Mais le rap, avant de devenir discours, a d'abord été un jeu. Et cet esprit ludique, datant d'une époque où le hip-hop n'avait pas encore perdu son innocence, MC Solaar y excellait. Cette sanctification du texte qui aura longtemps inhibé et plombé toute la musique française, le rappeur savait y sacrifier. Toutefois, il se conformait aussi au modèle américain, où la forme a en vérité plus souvent importé que le fond. Il jouait avec les mots, créant d'habiles associations à double-sens, en mélangeant ses divers univers culturels, celui de Claude l'étudiant modèle et celui de Solaar le jeune de son époque. Ce qui importait sur un "Matière grasse contre matière grise", par exemple, n'étaient pas les platitudes de ce long commentaire sur la politique internationale, mais bel et bien ses jeux de mots avec les noms des pays ou des dictateurs.
Célébré comme un digne continuateur des meilleurs paroliers de la chanson française, MC Solaar était pourtant, aussi, un Américain. Et la musique, produite par Jimmy Jay (et plus secondairement par Hubert Blanc-Francard, alias Boom Bass, futur pilier de la French Touch), confirmait également cela. Pas seulement pour sa couleur jazz rap, mais aussi parce ce qu'elle primait. C'est elle qui a le mieux passé l'épreuve du temps. Les trois titres phares de l'album, notamment, sont toujours aussi forts : l'entrainant et l'humoristique "Bouge de là", donc, irrésistiblement funky ; le léger "Victime de la mode", la description suavement ironique d'une fashion victim ; et surtout la somptueuse et subtile chanson d'amour "Caroline", le tout meilleur titre de Solaar, où on entendait déjà quelque chose des ambiances à venir du trip hop. Et quelques autres moments, comme le morceau-titre "Qui sème le vent récolte le tempo", un égo-trip à la fois doux et rythmé, ou "Armand est mort", qui chroniquait un drame de la vie quotidienne, méritent aussi de trouver leur petite place dans l'anthologie de Claude MC.

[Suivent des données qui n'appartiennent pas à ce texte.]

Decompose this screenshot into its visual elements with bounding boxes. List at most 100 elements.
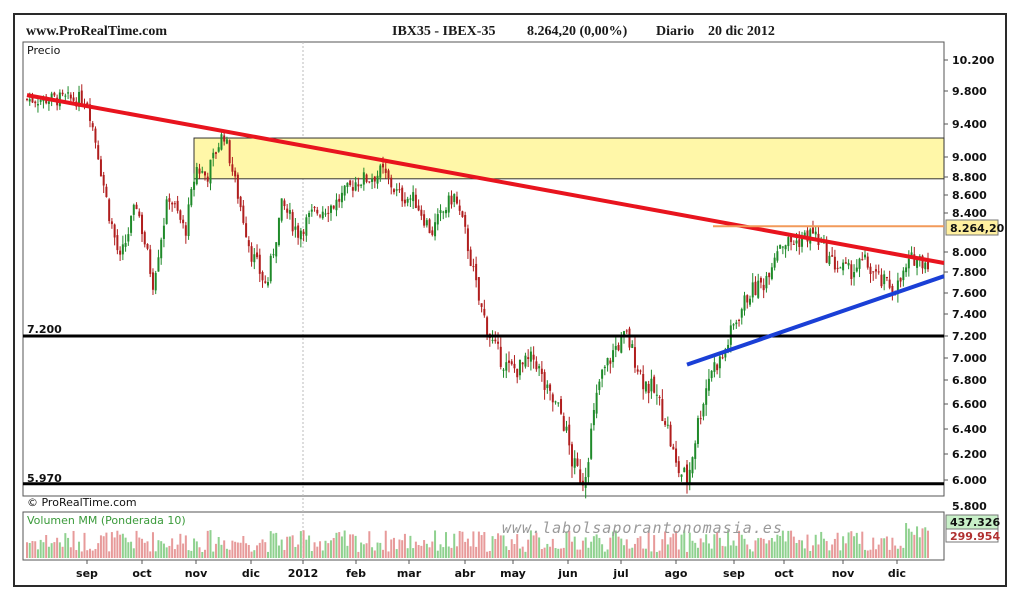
- volume-bar: [543, 547, 546, 558]
- candle-body: [193, 181, 196, 190]
- candle-body: [398, 189, 401, 191]
- candle-body: [431, 230, 434, 235]
- candle-body: [108, 199, 111, 222]
- volume-bar: [655, 551, 658, 558]
- candle-body: [190, 189, 193, 206]
- candle-body: [67, 92, 70, 94]
- candle-body: [524, 355, 527, 367]
- candle-body: [472, 266, 475, 268]
- volume-bar: [245, 543, 248, 558]
- header-site[interactable]: www.ProRealTime.com: [26, 24, 167, 39]
- candle-body: [417, 205, 420, 211]
- volume-bar: [423, 540, 426, 558]
- candle-body: [647, 383, 650, 394]
- volume-bar: [491, 536, 494, 558]
- volume-bar: [319, 541, 322, 558]
- volume-bar: [729, 545, 732, 558]
- volume-bar: [592, 536, 595, 558]
- candle-body: [902, 270, 905, 281]
- candle-body: [206, 176, 209, 182]
- candle-body: [713, 362, 716, 372]
- y-tick-label: 6.800: [952, 374, 987, 387]
- candle-body: [409, 198, 412, 200]
- candle-body: [466, 228, 469, 252]
- candle-body: [132, 204, 135, 215]
- volume-bar: [214, 543, 217, 558]
- volume-bar: [584, 537, 587, 558]
- volume-bar: [927, 530, 929, 558]
- candle-body: [620, 334, 623, 353]
- candle-body: [47, 101, 50, 104]
- candle-body: [927, 261, 929, 270]
- candle-body: [664, 421, 667, 425]
- candle-body: [546, 384, 549, 389]
- candle-body: [403, 199, 406, 204]
- volume-bar: [179, 533, 182, 558]
- volume-bar: [116, 530, 119, 558]
- volume-bar: [864, 549, 867, 558]
- y-tick-label: 7.200: [952, 330, 987, 343]
- candle-body: [283, 200, 286, 207]
- y-tick-label: 6.000: [952, 474, 987, 487]
- volume-bar: [225, 548, 228, 558]
- candle-body: [36, 104, 39, 106]
- volume-ma-box: [945, 528, 999, 543]
- volume-bar: [329, 540, 332, 558]
- volume-bar: [417, 545, 420, 558]
- volume-title: Volumen MM (Ponderada 10): [27, 514, 186, 527]
- volume-bar: [420, 545, 423, 558]
- volume-bar: [409, 535, 412, 558]
- candle-body: [644, 381, 647, 392]
- volume-bar: [505, 546, 508, 558]
- candle-body: [286, 208, 289, 213]
- volume-bar: [836, 532, 839, 558]
- candle-body: [899, 277, 902, 282]
- candle-body: [143, 232, 146, 245]
- volume-bar: [86, 550, 89, 558]
- volume-bar: [195, 541, 198, 558]
- volume-bar: [80, 551, 83, 558]
- volume-bar: [247, 544, 250, 558]
- candle-body: [338, 198, 341, 202]
- candle-body: [677, 461, 680, 474]
- candle-body: [683, 467, 686, 473]
- candle-body: [740, 309, 743, 318]
- volume-bar: [384, 530, 387, 558]
- candle-body: [518, 359, 521, 376]
- candle-body: [171, 202, 174, 205]
- volume-bar: [171, 538, 174, 558]
- candle-body: [61, 92, 64, 95]
- candle-body: [776, 251, 779, 261]
- volume-bar: [261, 539, 264, 558]
- volume-bar: [154, 551, 157, 558]
- candle-body: [247, 240, 250, 247]
- candle-body: [896, 280, 899, 295]
- candle-body: [655, 394, 658, 396]
- volume-bar: [371, 547, 374, 558]
- volume-bar: [132, 548, 135, 558]
- volume-bar: [779, 535, 782, 558]
- volume-bar: [308, 535, 311, 558]
- volume-bar: [727, 530, 730, 558]
- volume-bar: [639, 536, 642, 558]
- volume-bar: [373, 550, 376, 558]
- candle-body: [825, 241, 828, 263]
- volume-bar: [885, 536, 888, 558]
- volume-bar: [105, 532, 108, 558]
- resistance-trendline: [26, 93, 945, 265]
- volume-bar: [340, 536, 343, 558]
- candle-body: [360, 184, 363, 186]
- volume-bar: [269, 531, 272, 558]
- candle-body: [346, 182, 349, 188]
- candle-body: [406, 198, 409, 203]
- volume-bar: [724, 546, 727, 558]
- candle-body: [784, 245, 787, 250]
- volume-bar: [716, 532, 719, 558]
- candle-body: [69, 94, 72, 99]
- candle-body: [464, 215, 467, 227]
- volume-bar: [469, 546, 472, 558]
- volume-bar: [365, 543, 368, 558]
- candle-body: [486, 317, 489, 335]
- candle-body: [272, 254, 275, 256]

C'était bien là l'un des grands atouts de ce premier album de MC Solaar. Sur les meilleurs moments de ce classique imparfait, il était immanquablement français, mais il était aussi très international. Il s'inscrivait dans la tendance, mais il n'était pas bêtement suiveur. Il offrait quelque chose en plus, comme peu de gens l'auront fait dans l'histoire du rap d'ici. Et pour cela, Qui sème le vent récolte le tempo, à présent qu'il a refait surface, mérite de retrouver une place à sa mesure dans la grande mythologie du hip-hop, en France tout comme à l'étranger.